Per the Chromium docs, you can add verbosity on application startup. This logic works on Chrome as well:

/Applications/Google Chrome.app/Contents/MacOS/Google Chrome --enable-logging --v=1

This logging file will be accessible during your run and after. It gets cleared the next time you launch Chrome with this logging command, however, so make sure to copy over what you need to a new file. You can inspect it (or pipe it) in realtime by running tail:

tail -f ~/Library/Application Support/Google/Chrome/chrome_debug.log

This should produce extension logs whether you're actively inspecting your service worker or just have it running in the background. From there you can open it in a log utility, duckdb, or just a simple grep.

grep "extension-error" ./chrome_debug.log

Logging Utility

This strategy is most useful if you log aggressively. If your logs aren't precise enough to pin down the bug, this approach loses much of the merit. I suggest a tunable logging class where your development builds will log every page URL, primary function call, expected value, etc. Your build pipeline can then clear these out before production.

Internally, we have a logging class a lot like this. It extends the default javascript console with a bit of syntax sugar to let flags determine whether messages actually make it to the console or are dropped.

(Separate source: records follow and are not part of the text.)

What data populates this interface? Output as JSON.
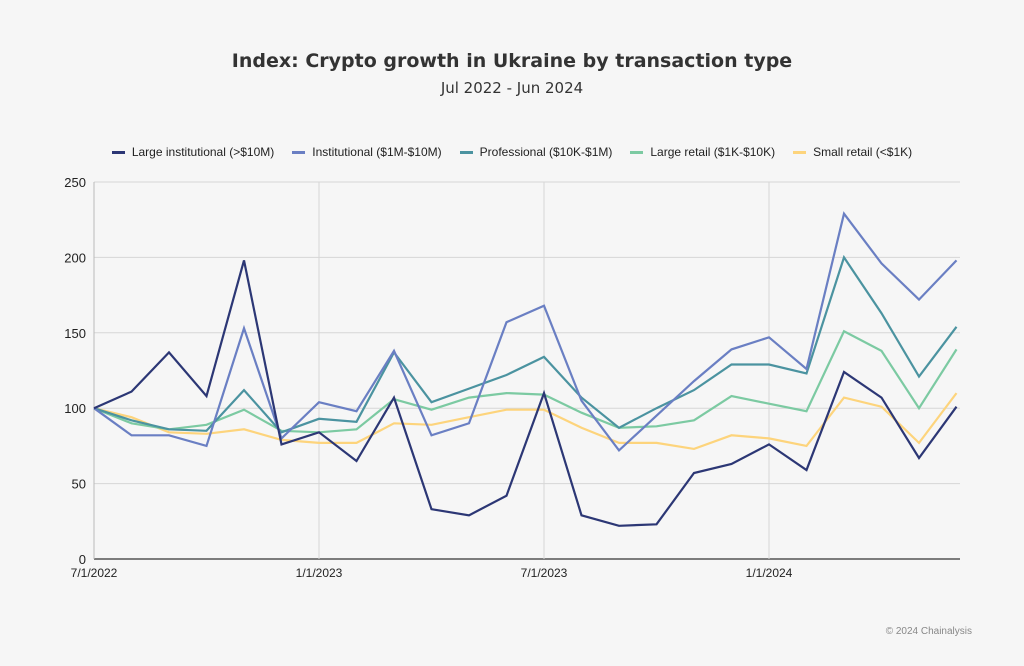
{
  "chart_data": {
    "type": "line",
    "title": "Index: Crypto growth in Ukraine by transaction type",
    "subtitle": "Jul 2022 - Jun 2024",
    "xlabel": "",
    "ylabel": "",
    "x": [
      "7/1/2022",
      "8/1/2022",
      "9/1/2022",
      "10/1/2022",
      "11/1/2022",
      "12/1/2022",
      "1/1/2023",
      "2/1/2023",
      "3/1/2023",
      "4/1/2023",
      "5/1/2023",
      "6/1/2023",
      "7/1/2023",
      "8/1/2023",
      "9/1/2023",
      "10/1/2023",
      "11/1/2023",
      "12/1/2023",
      "1/1/2024",
      "2/1/2024",
      "3/1/2024",
      "4/1/2024",
      "5/1/2024",
      "6/1/2024"
    ],
    "x_tick_labels": [
      "7/1/2022",
      "1/1/2023",
      "7/1/2023",
      "1/1/2024"
    ],
    "y_tick_labels": [
      "0",
      "50",
      "100",
      "150",
      "200",
      "250"
    ],
    "ylim": [
      0,
      250
    ],
    "grid": true,
    "legend_position": "top",
    "series": [
      {
        "name": "Large institutional (>$10M)",
        "color": "#2c3775",
        "values": [
          100,
          111,
          137,
          108,
          198,
          76,
          84,
          65,
          107,
          33,
          29,
          42,
          110,
          29,
          22,
          23,
          57,
          63,
          76,
          59,
          124,
          107,
          67,
          101
        ]
      },
      {
        "name": "Institutional ($1M-$10M)",
        "color": "#6a7fc3",
        "values": [
          100,
          82,
          82,
          75,
          153,
          80,
          104,
          98,
          138,
          82,
          90,
          157,
          168,
          105,
          72,
          95,
          118,
          139,
          147,
          126,
          229,
          196,
          172,
          198
        ]
      },
      {
        "name": "Professional ($10K-$1M)",
        "color": "#4b93a0",
        "values": [
          100,
          92,
          86,
          85,
          112,
          84,
          93,
          91,
          137,
          104,
          113,
          122,
          134,
          107,
          87,
          100,
          112,
          129,
          129,
          123,
          200,
          163,
          121,
          154
        ]
      },
      {
        "name": "Large retail ($1K-$10K)",
        "color": "#7ccaa2",
        "values": [
          100,
          90,
          86,
          89,
          99,
          85,
          84,
          86,
          106,
          99,
          107,
          110,
          109,
          97,
          87,
          88,
          92,
          108,
          103,
          98,
          151,
          138,
          100,
          139
        ]
      },
      {
        "name": "Small retail (<$1K)",
        "color": "#fdd47c",
        "values": [
          100,
          94,
          84,
          83,
          86,
          79,
          77,
          77,
          90,
          89,
          94,
          99,
          99,
          87,
          77,
          77,
          73,
          82,
          80,
          75,
          107,
          101,
          77,
          110
        ]
      }
    ]
  },
  "footer": {
    "copyright": "© 2024 Chainalysis"
  }
}
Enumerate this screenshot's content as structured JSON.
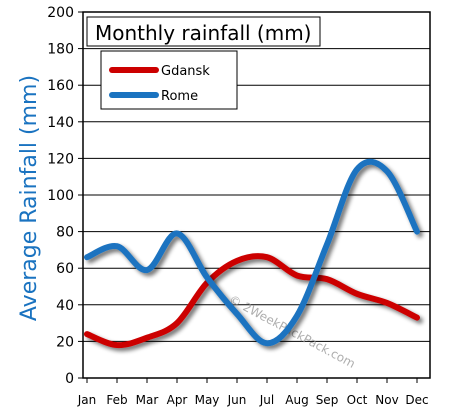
{
  "chart_data": {
    "type": "line",
    "title": "Monthly rainfall (mm)",
    "xlabel": "",
    "ylabel": "Average Rainfall (mm)",
    "categories": [
      "Jan",
      "Feb",
      "Mar",
      "Apr",
      "May",
      "Jun",
      "Jul",
      "Aug",
      "Sep",
      "Oct",
      "Nov",
      "Dec"
    ],
    "ylim": [
      0,
      200
    ],
    "yticks": [
      0,
      20,
      40,
      60,
      80,
      100,
      120,
      140,
      160,
      180,
      200
    ],
    "grid": true,
    "legend_position": "top-left",
    "series": [
      {
        "name": "Gdansk",
        "color": "#cc0000",
        "values": [
          24,
          18,
          22,
          30,
          52,
          64,
          66,
          56,
          54,
          46,
          41,
          33
        ]
      },
      {
        "name": "Rome",
        "color": "#1a73c0",
        "values": [
          66,
          72,
          59,
          79,
          55,
          35,
          19,
          34,
          73,
          114,
          113,
          80
        ]
      }
    ],
    "watermark": "© 2WeekPackPack.com"
  }
}
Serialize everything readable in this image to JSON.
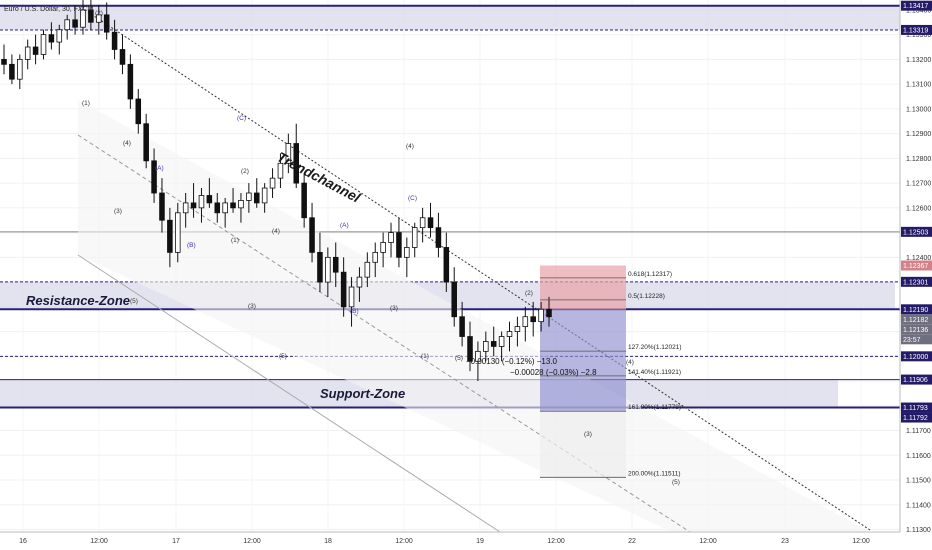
{
  "chart_data": {
    "type": "candlestick",
    "title": "Euro / U.S. Dollar, 30, FXCM",
    "y_axis": {
      "ylim": [
        1.1129,
        1.1344
      ],
      "ticks": [
        "1.11300",
        "1.11400",
        "1.11500",
        "1.11600",
        "1.11700",
        "1.11800",
        "1.11900",
        "1.12000",
        "1.12100",
        "1.12200",
        "1.12300",
        "1.12400",
        "1.12500",
        "1.12600",
        "1.12700",
        "1.12800",
        "1.12900",
        "1.13000",
        "1.13100",
        "1.13200",
        "1.13300",
        "1.13400"
      ]
    },
    "x_axis": {
      "ticks": [
        "16",
        "12:00",
        "17",
        "12:00",
        "18",
        "12:00",
        "19",
        "12:00",
        "22",
        "12:00",
        "23",
        "12:00"
      ]
    },
    "price_tags": [
      {
        "value": 1.13417,
        "label": "1.13417",
        "style": "dark"
      },
      {
        "value": 1.13319,
        "label": "1.13319",
        "style": "dark"
      },
      {
        "value": 1.12503,
        "label": "1.12503",
        "style": "dark"
      },
      {
        "value": 1.12367,
        "label": "1.12367",
        "style": "red"
      },
      {
        "value": 1.12301,
        "label": "1.12301",
        "style": "dark"
      },
      {
        "value": 1.1219,
        "label": "1.12190",
        "style": "dark"
      },
      {
        "value": 1.12182,
        "label": "1.12182",
        "style": "gray"
      },
      {
        "value": 1.12136,
        "label": "1.12136",
        "style": "gray"
      },
      {
        "value": 1.12091,
        "label": "23:57",
        "style": "gray"
      },
      {
        "value": 1.12,
        "label": "1.12000",
        "style": "dark"
      },
      {
        "value": 1.11906,
        "label": "1.11906",
        "style": "dark"
      },
      {
        "value": 1.11793,
        "label": "1.11793",
        "style": "dark"
      },
      {
        "value": 1.11792,
        "label": "1.11792",
        "style": "dark"
      }
    ],
    "zones": [
      {
        "name": "Resistance-Zone",
        "top": 1.12301,
        "bottom": 1.1219
      },
      {
        "name": "Support-Zone",
        "top": 1.11906,
        "bottom": 1.11793
      },
      {
        "name": "",
        "top": 1.13417,
        "bottom": 1.13319
      }
    ],
    "horizontal_lines": [
      1.13417,
      1.13319,
      1.12503,
      1.12301,
      1.1219,
      1.12,
      1.11906,
      1.11793
    ],
    "trendchannel_label": "Trendchannel",
    "fib_levels": [
      {
        "label": "0.618(1.12317)",
        "value": 1.12317
      },
      {
        "label": "0.5(1.12228)",
        "value": 1.12228
      },
      {
        "label": "127.20%(1.12021)",
        "value": 1.12021
      },
      {
        "label": "141.40%(1.11921)",
        "value": 1.11921
      },
      {
        "label": "161.80%(1.11778)",
        "value": 1.11778
      },
      {
        "label": "200.00%(1.11511)",
        "value": 1.11511
      }
    ],
    "position": {
      "stop": 1.12367,
      "entry": 1.1219,
      "target": 1.11778
    },
    "measurements": [
      "−0.00130 (−0.12%) −13.0",
      "−0.00028 (−0.03%) −2.8"
    ],
    "wave_labels": [
      "(1)",
      "(2)",
      "(3)",
      "(4)",
      "(5)",
      "(A)",
      "(B)",
      "(C)",
      "(A)",
      "(B)",
      "(C)",
      "(1)",
      "(2)",
      "(3)",
      "(4)",
      "(5)",
      "(1)",
      "(2)",
      "(3)",
      "(4)",
      "(5)",
      "(4)",
      "(3)",
      "(5)"
    ],
    "candles": [
      [
        1.132,
        1.1326,
        1.1314,
        1.1318
      ],
      [
        1.1318,
        1.1322,
        1.131,
        1.1312
      ],
      [
        1.1312,
        1.1322,
        1.1308,
        1.132
      ],
      [
        1.132,
        1.1328,
        1.1316,
        1.1325
      ],
      [
        1.1325,
        1.133,
        1.1318,
        1.1322
      ],
      [
        1.1322,
        1.1332,
        1.132,
        1.133
      ],
      [
        1.133,
        1.1335,
        1.1324,
        1.1327
      ],
      [
        1.1327,
        1.1334,
        1.1322,
        1.1332
      ],
      [
        1.1332,
        1.1338,
        1.1328,
        1.1336
      ],
      [
        1.1336,
        1.1342,
        1.133,
        1.1333
      ],
      [
        1.1333,
        1.1344,
        1.133,
        1.134
      ],
      [
        1.134,
        1.1344,
        1.1332,
        1.1335
      ],
      [
        1.1335,
        1.1342,
        1.133,
        1.1338
      ],
      [
        1.1338,
        1.1343,
        1.1328,
        1.1331
      ],
      [
        1.1331,
        1.1336,
        1.132,
        1.1324
      ],
      [
        1.1324,
        1.133,
        1.1314,
        1.1318
      ],
      [
        1.1318,
        1.1322,
        1.13,
        1.1304
      ],
      [
        1.1304,
        1.1308,
        1.129,
        1.1294
      ],
      [
        1.1294,
        1.1298,
        1.1276,
        1.1279
      ],
      [
        1.1279,
        1.1284,
        1.1262,
        1.1266
      ],
      [
        1.1266,
        1.1272,
        1.125,
        1.1255
      ],
      [
        1.1255,
        1.126,
        1.1236,
        1.1242
      ],
      [
        1.1242,
        1.1262,
        1.1238,
        1.1258
      ],
      [
        1.1258,
        1.1266,
        1.1252,
        1.1262
      ],
      [
        1.1262,
        1.127,
        1.1256,
        1.126
      ],
      [
        1.126,
        1.1268,
        1.1254,
        1.1265
      ],
      [
        1.1265,
        1.1272,
        1.126,
        1.1262
      ],
      [
        1.1262,
        1.1266,
        1.1254,
        1.1258
      ],
      [
        1.1258,
        1.1264,
        1.1252,
        1.1262
      ],
      [
        1.1262,
        1.1268,
        1.1258,
        1.126
      ],
      [
        1.126,
        1.1266,
        1.1254,
        1.1263
      ],
      [
        1.1263,
        1.127,
        1.1258,
        1.1266
      ],
      [
        1.1266,
        1.1272,
        1.126,
        1.1262
      ],
      [
        1.1262,
        1.127,
        1.1258,
        1.1268
      ],
      [
        1.1268,
        1.1276,
        1.1264,
        1.1272
      ],
      [
        1.1272,
        1.1282,
        1.1268,
        1.1278
      ],
      [
        1.1278,
        1.129,
        1.1274,
        1.1286
      ],
      [
        1.1286,
        1.1294,
        1.1268,
        1.127
      ],
      [
        1.127,
        1.1274,
        1.1252,
        1.1256
      ],
      [
        1.1256,
        1.1262,
        1.1238,
        1.1242
      ],
      [
        1.1242,
        1.125,
        1.1226,
        1.123
      ],
      [
        1.123,
        1.1244,
        1.1224,
        1.124
      ],
      [
        1.124,
        1.1246,
        1.1228,
        1.1234
      ],
      [
        1.1234,
        1.124,
        1.1216,
        1.122
      ],
      [
        1.122,
        1.1232,
        1.1212,
        1.1228
      ],
      [
        1.1228,
        1.1236,
        1.1222,
        1.1232
      ],
      [
        1.1232,
        1.1242,
        1.1228,
        1.1238
      ],
      [
        1.1238,
        1.1246,
        1.1232,
        1.1242
      ],
      [
        1.1242,
        1.125,
        1.1236,
        1.1246
      ],
      [
        1.1246,
        1.1254,
        1.124,
        1.125
      ],
      [
        1.125,
        1.1256,
        1.1236,
        1.124
      ],
      [
        1.124,
        1.1248,
        1.1232,
        1.1244
      ],
      [
        1.1244,
        1.1254,
        1.124,
        1.1252
      ],
      [
        1.1252,
        1.126,
        1.1246,
        1.1256
      ],
      [
        1.1256,
        1.1262,
        1.1248,
        1.1252
      ],
      [
        1.1252,
        1.1258,
        1.124,
        1.1244
      ],
      [
        1.1244,
        1.125,
        1.1226,
        1.123
      ],
      [
        1.123,
        1.1236,
        1.1212,
        1.1216
      ],
      [
        1.1216,
        1.1222,
        1.1204,
        1.1208
      ],
      [
        1.1208,
        1.1214,
        1.1194,
        1.1198
      ],
      [
        1.1198,
        1.1206,
        1.119,
        1.1202
      ],
      [
        1.1202,
        1.121,
        1.1198,
        1.1206
      ],
      [
        1.1206,
        1.1212,
        1.12,
        1.1204
      ],
      [
        1.1204,
        1.121,
        1.1198,
        1.1208
      ],
      [
        1.1208,
        1.1214,
        1.1202,
        1.121
      ],
      [
        1.121,
        1.1216,
        1.1204,
        1.1212
      ],
      [
        1.1212,
        1.122,
        1.1206,
        1.1216
      ],
      [
        1.1216,
        1.1222,
        1.1208,
        1.1214
      ],
      [
        1.1214,
        1.1222,
        1.121,
        1.1219
      ],
      [
        1.1219,
        1.1224,
        1.1212,
        1.1216
      ]
    ]
  }
}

The process.env variable default can be set by your build pipeline so you increase verbosity during development and scale it back for production. es-build makes this pretty easy.

export enum LOG_LEVELS {
    NONE = 0,
    ERROR = 1,
    WARN = 2,
    INFO = 3,
    DEBUG = 4,
}

const logToLevel = {
    NONE: LOG_LEVELS.NONE,
    ERROR: LOG_LEVELS.ERROR,
    WARN: LOG_LEVELS.WARN,
    INFO: LOG_LEVELS.INFO,
    DEBUG: LOG_LEVELS.DEBUG,
};

interface CustomConsole extends Console {
    logLevel?: string;
}

class CustomLogger {
    systemLogLevel: LOG_LEVELS;

    constructor() {
        const envDefault = process.env.PUBLIC_ENV_LOG_LEVEL! || 'INFO';
        let enumValue = logToLevel[envDefault as keyof typeof LOG_LEVELS];
        if (enumValue === undefined) {
            console.log(`Invalid log level ${envDefault}, defaulting to INFO`);
            enumValue = LOG_LEVELS.INFO;
        }

        this.systemLogLevel = enumValue;
    }

    setLogLevel(level: LOG_LEVELS) {
        this.systemLogLevel = level;
    }

    error(...args: any[]) {
        if (this.systemLogLevel >= LOG_LEVELS.ERROR) {
            console.error(...args);
        }
    }

    warn(...args: any[]) {
        if (this.systemLogLevel >= LOG_LEVELS.WARN) {
            console.warn(...args);
        }
    }

    info(...args: any[]) {
        if (this.systemLogLevel >= LOG_LEVELS.INFO) {
            console.info(...args);
        }
    }

    debug(...args: any[]) {
        if (this.systemLogLevel >= LOG_LEVELS.DEBUG) {
            console.log(...args);
        }
    }
}
export const defaultLogger = new CustomLogger();

Additional Notes

  • Make sure to format any important console.log values as JSON strings instead of the raw objects themselves. When Chrome saves the logs to disk it will format everything as strings which means that your rich objects will be serialized to [object Object], which doesn't make for the easiest debugging.
  • A heavy day of Chrome use will result in a log file of around 2GB. Maybe more maybe less depending on your logging verbosity. I periodically copy this over to another scratch location on disk so I don't lose any intermediate logs, but I haven't had an issue with data loss yet from the core logging file.